The 2016 elections were dogged by questions about the integrity of our electoral system – from false claims that millions of people voted illegally – to legitimate concerns about the first election in fifty years without the protections of the Voting Rights Act. Also, there have been new worries about foreign actors interfering in our political process. During the primary season and in the general election, voters raised concerns about purged voter registration lists and long lines. In addition to the hacking of emails by Russian actors, there is also evidence that hackers attempted to penetrate state voter registration systems across the country. With plenty of challenges in election administration to address, why did a House Committee vote yesterday to eliminate the Elections Assistance Commission (EAC) – an agency tasked with evaluating and improving the efficiency and security of federal elections?
One of the EAC’s primary tasks is to assess and certify the integrity of electronic voting systems to ensure that they are functional, accessible, and secure. The Commission accredits independent laboratories to test voting systems, and provides voluntary guidelines to the states for assessing the health of their voting systems. It also tracks problems with election systems, and creates accountability by providing public access to its reports and collecting and publishing data about election administration across the country. At a time when the public could use reassurance about the integrity of our elections, defunding the only federal agency devoted to secure election administration defies rational explanation. In a display of willful blindness to the public’s concerns, the sponsor of the bill to eliminate the EAC says he believes the agency has “outlived its usefulness and purpose.”

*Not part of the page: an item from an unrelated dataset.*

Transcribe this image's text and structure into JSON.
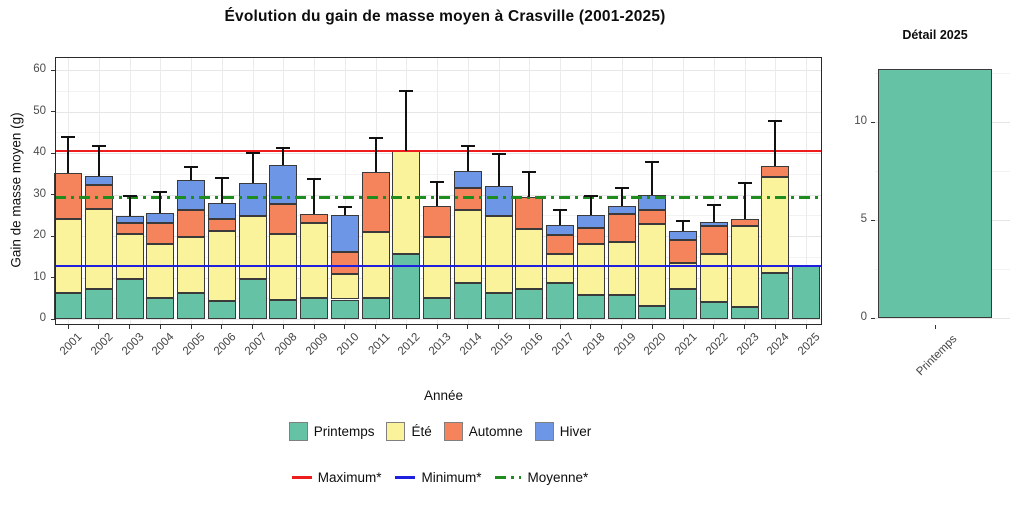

In addition to its critical role in election security, the EAC also functions as a valuable clearinghouse of information for states, elections officials, Congress, and the public on election administration, voter registration, and voting. Every two years the EAC publishes the results of its Election Administration and Voting Survey and reports on the data collected to Congress. These reports, and the data on which they rely, provide critical insights to how states maintain their voter registration rolls, including tracking duplicate, invalid, and rejected registrations, and the notice given to applicants and registered voters of pending removal or other changes to their voter registration status. The reports provide data on how states transmit, receive, and count the ballots of overseas voters, including members of the military. Finally, the reports provide data related to Election Day practices and activities in the states, including turnout, precincts and polling places, early voting, and the use of provisional ballots.
Voting and democracy experts are concerned about the likelihood that federal and state legislators will continue to use the “voter fraud” myth to justify further efforts to make it more difficult for Americans to vote. We face an administration obsessed with the nonexistent threat of widespread voter fraud, and an Attorney General nominee with a proven hostility to voting rights. Congress must be a check on this Administration’s attack on the integrity of our elections. Abolishing the EAC is a step backwards. The loss of vital information the EAC collects could allow Congress to quietly make it more difficult to track the impact of voter suppression laws while undercutting efforts to improve the security and reliability of our election technology.